Among the other challenges, he named a near-drought in gasoline supplies which brought the UNRWA vehicle fleet to a halt on Monday. Israel vets fuel shipments into Gaza and has long maintained that there is a risk they are diverted to Hamas.
"We need sustainable, meaningful, uninterrupted aid in the Gaza Strip if we want to reverse the hunger situation," Lazzarini said, adding that the operating environment is not conducive to doing so.
Israel, which launched its Gaza military operation after deadly Hamas attacks on southern Israel on Oct 7, says it has expanded efforts to facilitate aid flows into Gaza and blames aid agencies for distribution problems inside the enclave.
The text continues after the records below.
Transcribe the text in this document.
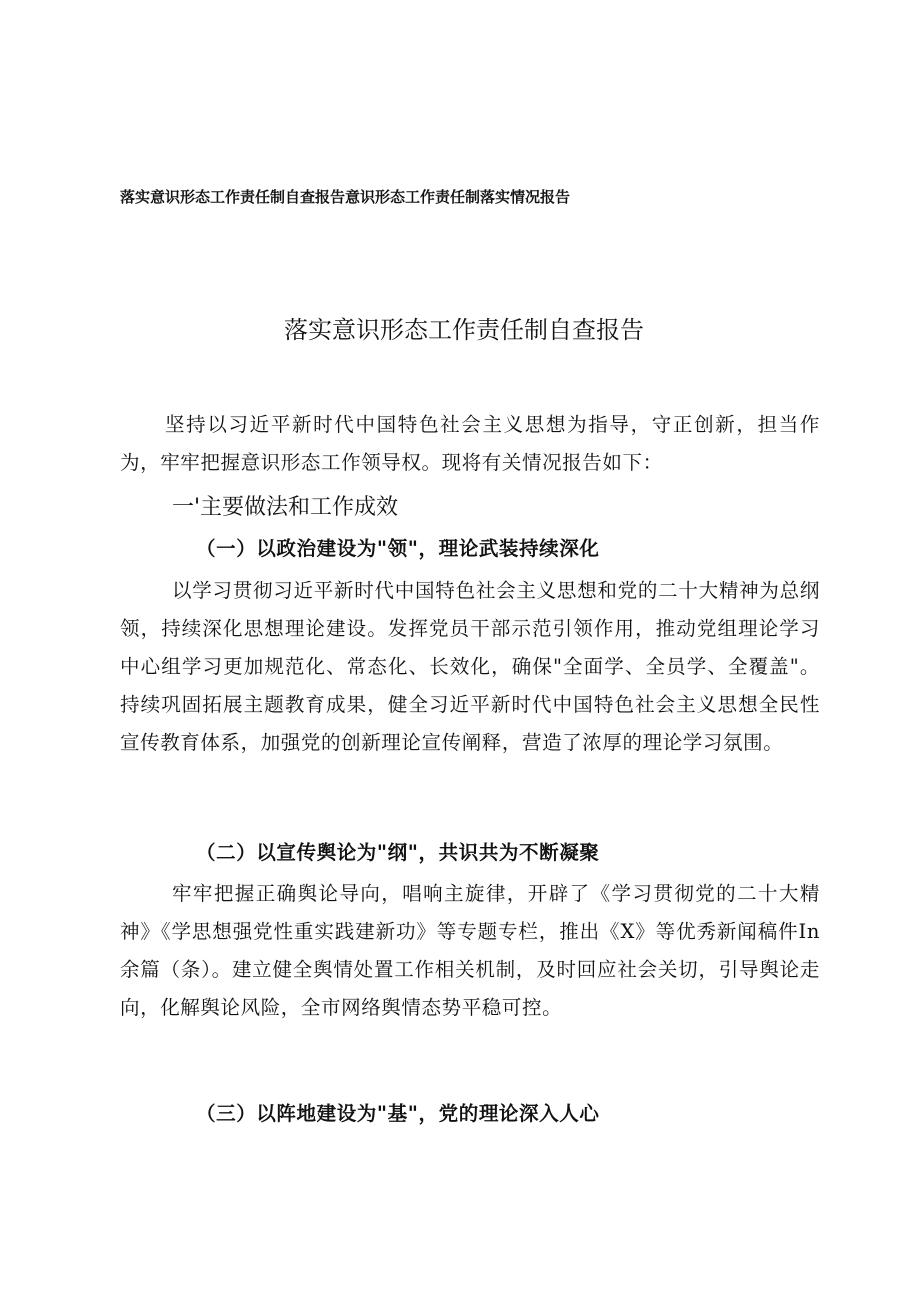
落实意识形态工作责任制自查报告意识形态工作责任制落实情况报告
落实意识形态工作责任制自查报告

坚持以习近平新时代中国特色社会主义思想为指导，守正创新，担当作为，牢牢把握意识形态工作领导权。现将有关情况报告如下：

一'主要做法和工作成效
（一）以政治建设为"领"，理论武装持续深化

以学习贯彻习近平新时代中国特色社会主义思想和党的二十大精神为总纲领，持续深化思想理论建设。发挥党员干部示范引领作用，推动党组理论学习中心组学习更加规范化、常态化、长效化，确保"全面学、全员学、全覆盖"。持续巩固拓展主题教育成果，健全习近平新时代中国特色社会主义思想全民性宣传教育体系，加强党的创新理论宣传阐释，营造了浓厚的理论学习氛围。

（二）以宣传舆论为"纲"，共识共为不断凝聚

牢牢把握正确舆论导向，唱响主旋律，开辟了《学习贯彻党的二十大精神》《学思想强党性重实践建新功》等专题专栏，推出《X》等优秀新闻稿件In余篇（条）。建立健全舆情处置工作相关机制，及时回应社会关切，引导舆论走向，化解舆论风险，全市网络舆情态势平稳可控。

（三）以阵地建设为"基"，党的理论深入人心
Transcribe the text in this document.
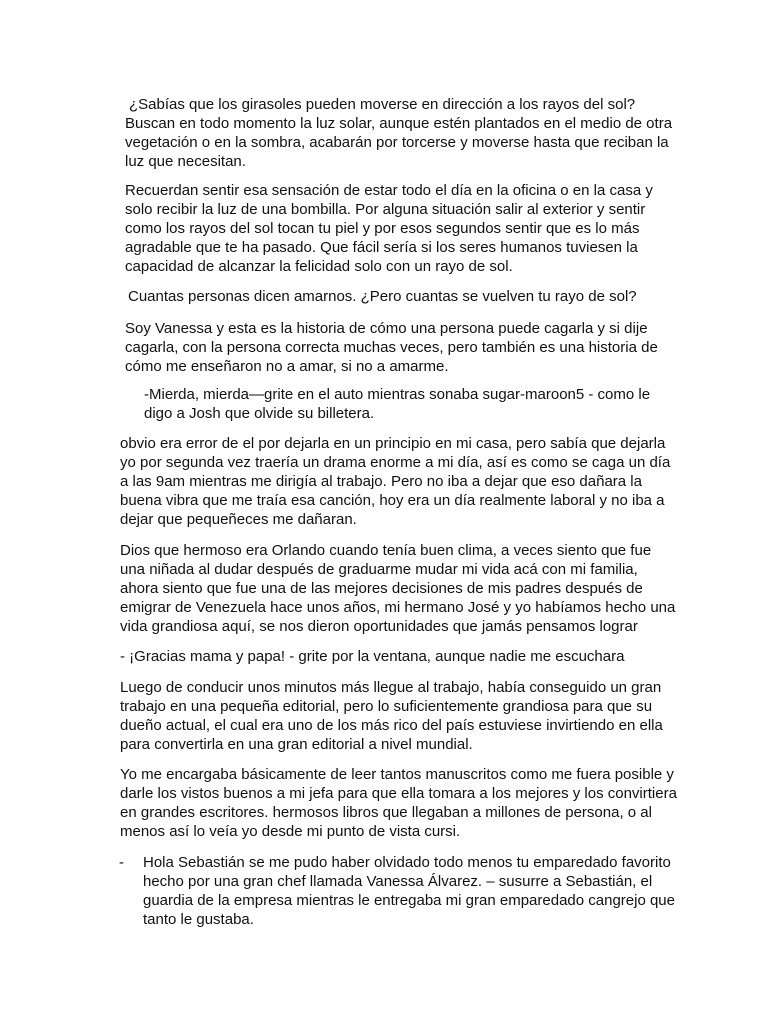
¿Sabías que los girasoles pueden moverse en dirección a los rayos del sol? Buscan en todo momento la luz solar, aunque estén plantados en el medio de otra vegetación o en la sombra, acabarán por torcerse y moverse hasta que reciban la luz que necesitan.

Recuerdan sentir esa sensación de estar todo el día en la oficina o en la casa y solo recibir la luz de una bombilla. Por alguna situación salir al exterior y sentir como los rayos del sol tocan tu piel y por esos segundos sentir que es lo más agradable que te ha pasado. Que fácil sería si los seres humanos tuviesen la capacidad de alcanzar la felicidad solo con un rayo de sol.

Cuantas personas dicen amarnos. ¿Pero cuantas se vuelven tu rayo de sol?

Soy Vanessa y esta es la historia de cómo una persona puede cagarla y si dije cagarla, con la persona correcta muchas veces, pero también es una historia de cómo me enseñaron no a amar, si no a amarme.

-Mierda, mierda—grite en el auto mientras sonaba sugar-maroon5 - como le digo a Josh que olvide su billetera.

obvio era error de el por dejarla en un principio en mi casa, pero sabía que dejarla yo por segunda vez traería un drama enorme a mi día, así es como se caga un día a las 9am mientras me dirigía al trabajo. Pero no iba a dejar que eso dañara la buena vibra que me traía esa canción, hoy era un día realmente laboral y no iba a dejar que pequeñeces me dañaran.

Dios que hermoso era Orlando cuando tenía buen clima, a veces siento que fue una niñada al dudar después de graduarme mudar mi vida acá con mi familia, ahora siento que fue una de las mejores decisiones de mis padres después de emigrar de Venezuela hace unos años, mi hermano José y yo habíamos hecho una vida grandiosa aquí, se nos dieron oportunidades que jamás pensamos lograr

- ¡Gracias mama y papa! - grite por la ventana, aunque nadie me escuchara

Luego de conducir unos minutos más llegue al trabajo, había conseguido un gran trabajo en una pequeña editorial, pero lo suficientemente grandiosa para que su dueño actual, el cual era uno de los más rico del país estuviese invirtiendo en ella para convertirla en una gran editorial a nivel mundial.

Yo me encargaba básicamente de leer tantos manuscritos como me fuera posible y darle los vistos buenos a mi jefa para que ella tomara a los mejores y los convirtiera en grandes escritores. hermosos libros que llegaban a millones de persona, o al menos así lo veía yo desde mi punto de vista cursi.

- Hola Sebastián se me pudo haber olvidado todo menos tu emparedado favorito hecho por una gran chef llamada Vanessa Álvarez. – susurre a Sebastián, el guardia de la empresa mientras le entregaba mi gran emparedado cangrejo que tanto le gustaba.
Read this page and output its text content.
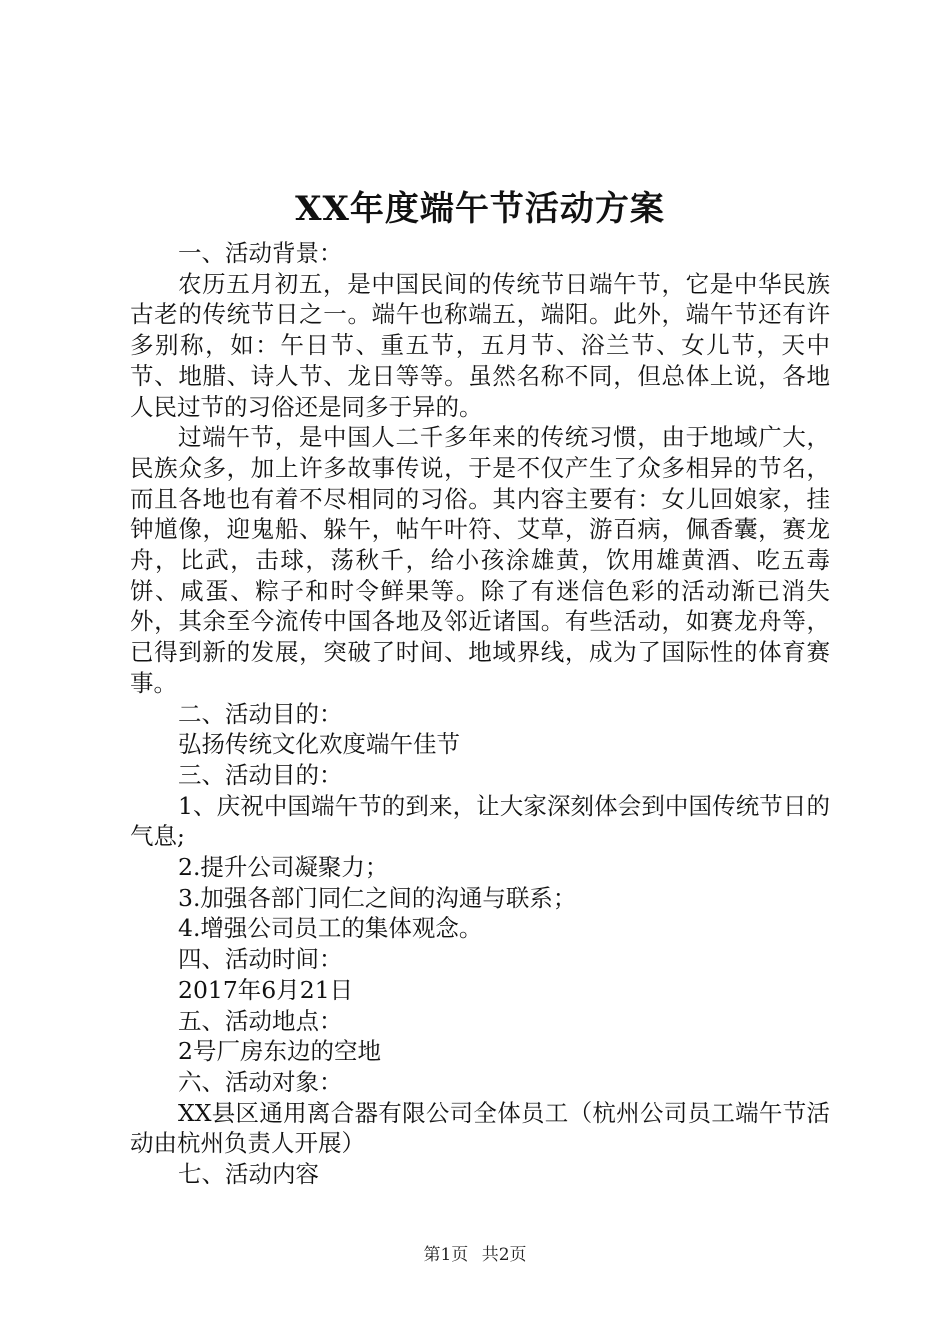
XX年度端午节活动方案

一、活动背景：

农历五月初五，是中国民间的传统节日端午节，它是中华民族古老的传统节日之一。端午也称端五，端阳。此外，端午节还有许多别称，如：午日节、重五节，五月节、浴兰节、女儿节，天中节、地腊、诗人节、龙日等等。虽然名称不同，但总体上说，各地人民过节的习俗还是同多于异的。

过端午节，是中国人二千多年来的传统习惯，由于地域广大，民族众多，加上许多故事传说，于是不仅产生了众多相异的节名，而且各地也有着不尽相同的习俗。其内容主要有：女儿回娘家，挂钟馗像，迎鬼船、躲午，帖午叶符、艾草，游百病，佩香囊，赛龙舟，比武，击球，荡秋千，给小孩涂雄黄，饮用雄黄酒、吃五毒饼、咸蛋、粽子和时令鲜果等。除了有迷信色彩的活动渐已消失外，其余至今流传中国各地及邻近诸国。有些活动，如赛龙舟等，已得到新的发展，突破了时间、地域界线，成为了国际性的体育赛事。

二、活动目的：

弘扬传统文化欢度端午佳节

三、活动目的：

1、庆祝中国端午节的到来，让大家深刻体会到中国传统节日的气息;

2.提升公司凝聚力；

3.加强各部门同仁之间的沟通与联系；

4.增强公司员工的集体观念。

四、活动时间：

2017年6月21日

五、活动地点：

2号厂房东边的空地

六、活动对象：

XX县区通用离合器有限公司全体员工（杭州公司员工端午节活动由杭州负责人开展）

七、活动内容

第1页 共2页
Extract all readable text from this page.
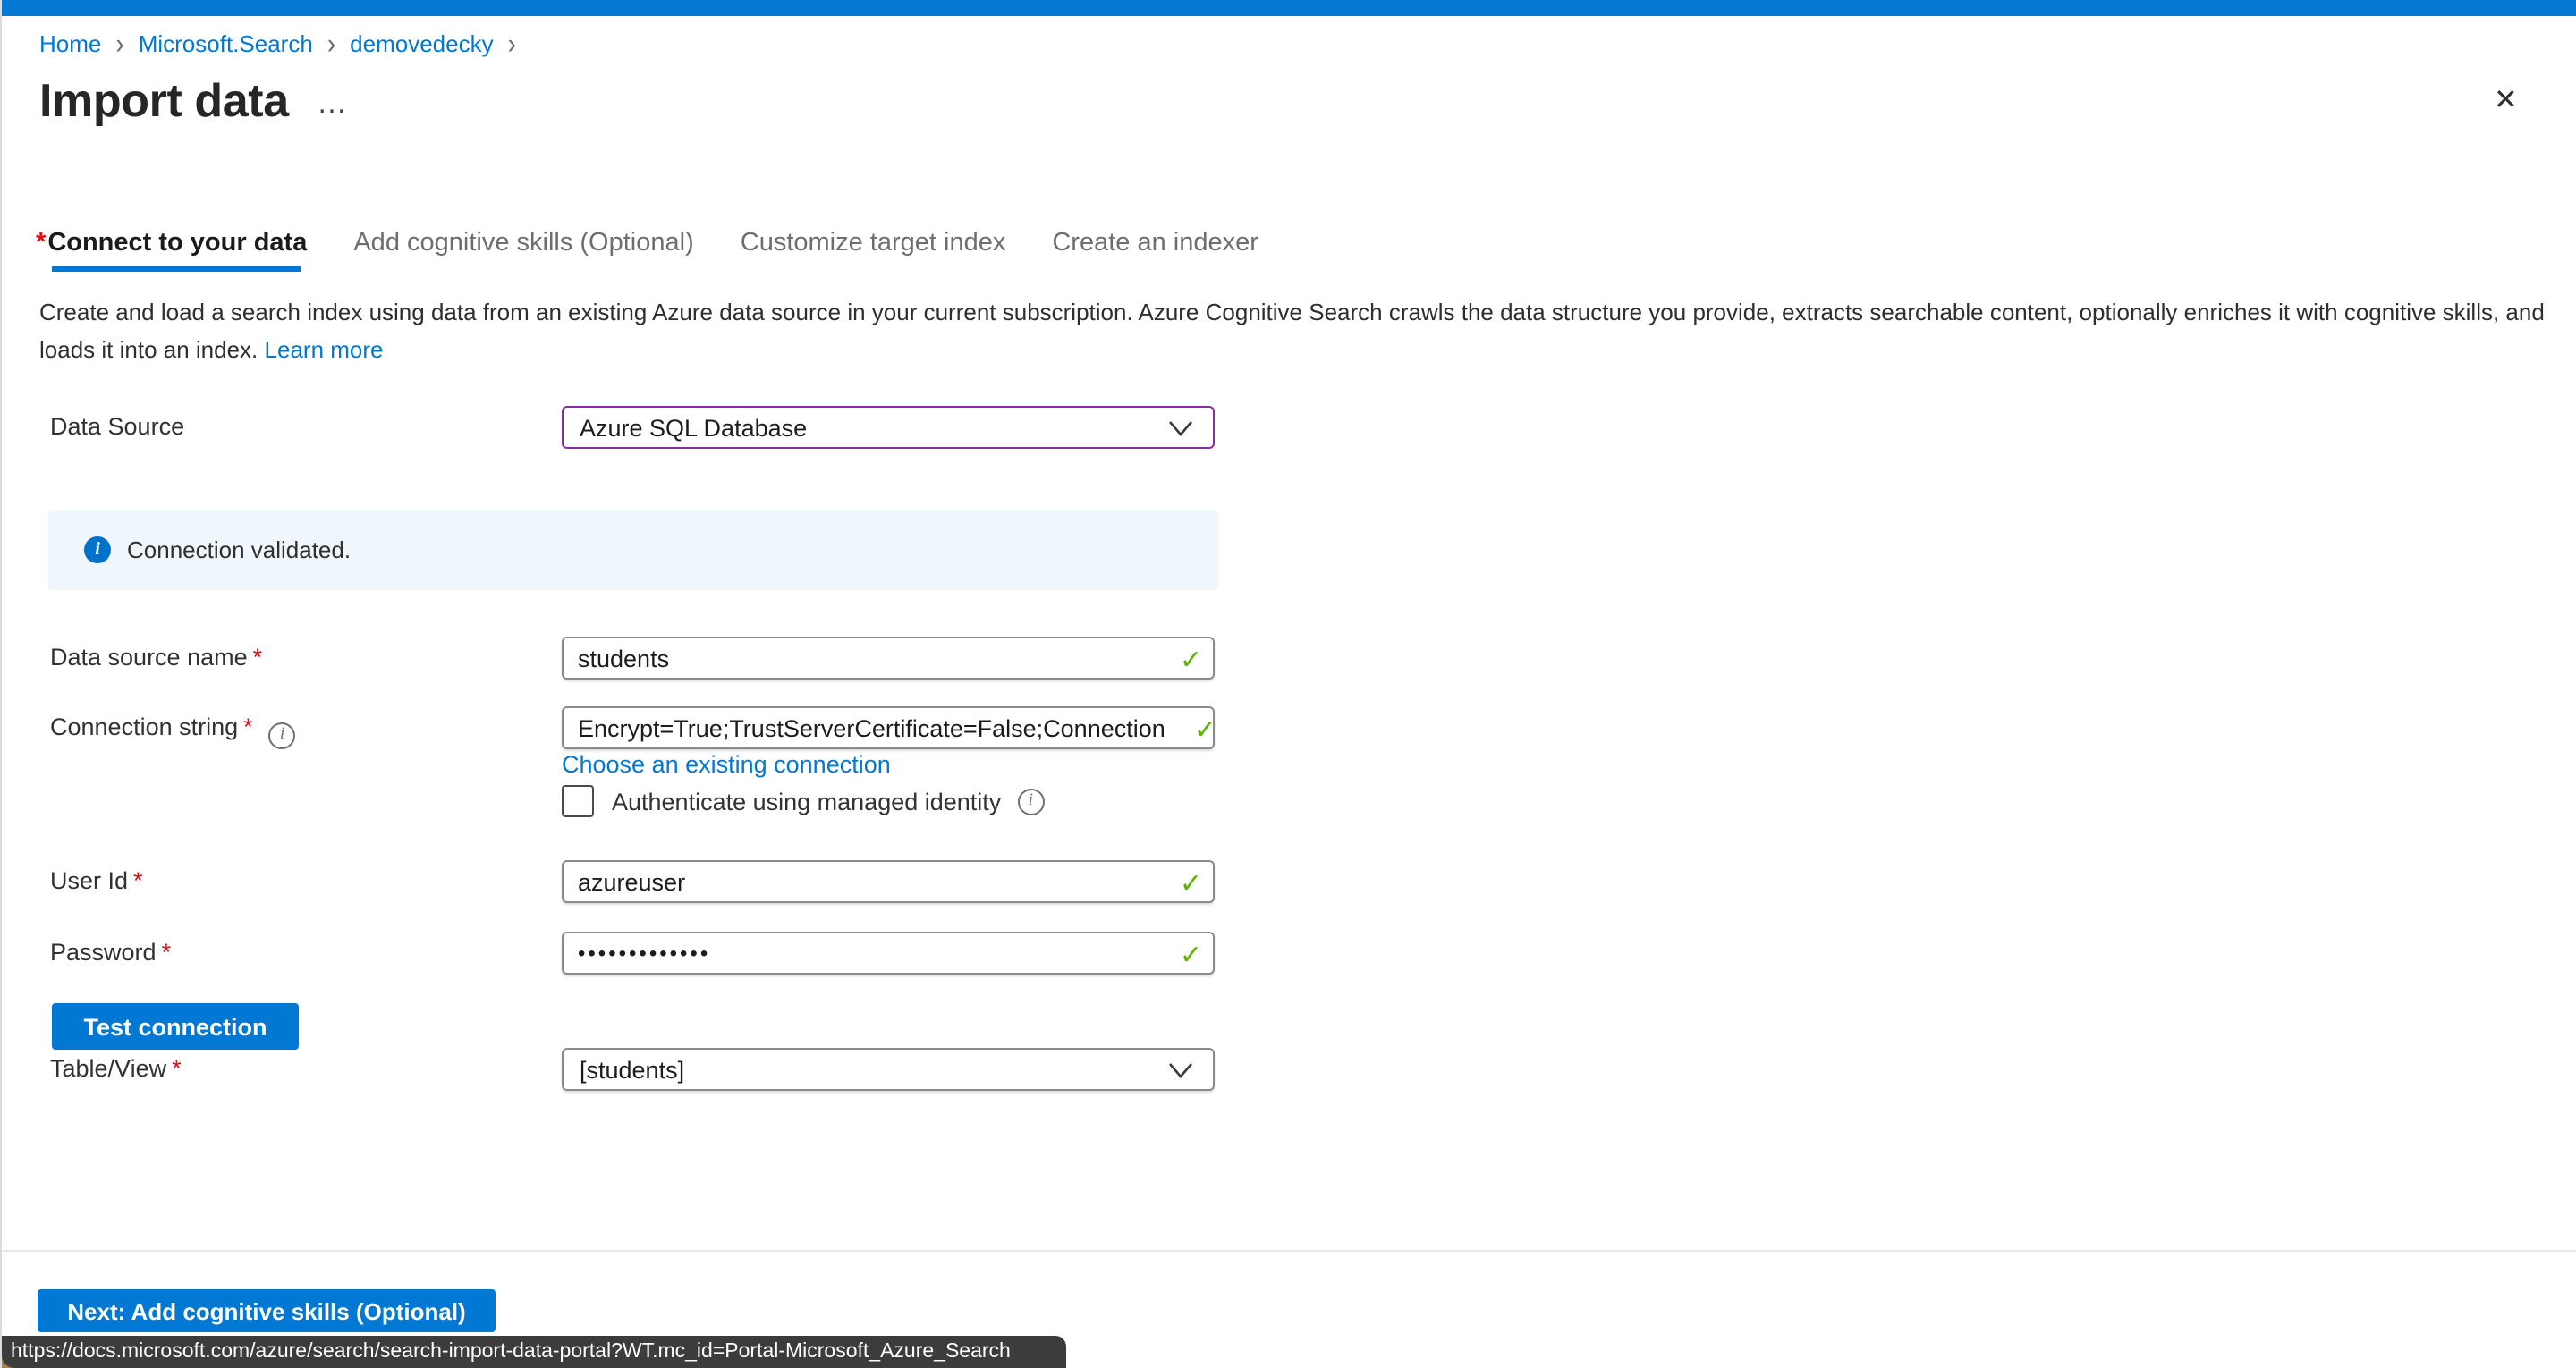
Home › Microsoft.Search › demovedecky ›
Import data …	✕
* Connect to your data	Add cognitive skills (Optional)	Customize target index	Create an indexer
Create and load a search index using data from an existing Azure data source in your current subscription. Azure Cognitive Search crawls the data structure you provide, extracts searchable content, optionally enriches it with cognitive skills, and loads it into an index. Learn more
Data Source	Azure SQL Database
i	Connection validated.
Data source name *
students	✓
Connection string *	i
Encrypt=True;TrustServerCertificate=False;Connection Ti ...	✓
Choose an existing connection
Authenticate using managed identity	i
User Id *
azureuser	✓
Password *
•••••••••••••	✓
Test connection
Table/View *	[students]
Next: Add cognitive skills (Optional)
https://docs.microsoft.com/azure/search/search-import-data-portal?WT.mc_id=Portal-Microsoft_Azure_Search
Established in 1949 following the first Arab-Israeli war, UNRWA provides services including schooling, primary healthcare and humanitarian aid in Gaza and the region.
Earlier this year, 16 countries paused payments to the agency following Israel's claims that some UNRWA staff were linked to Palestinian armed groups.
Lazzarini said all but two of those countries, the United States and Britain, had since resumed financing after a review of the agency's neutrality showed Israel had yet to provide evidence for its accusations.
It now has enough funding to finance operations until the end of August, he added.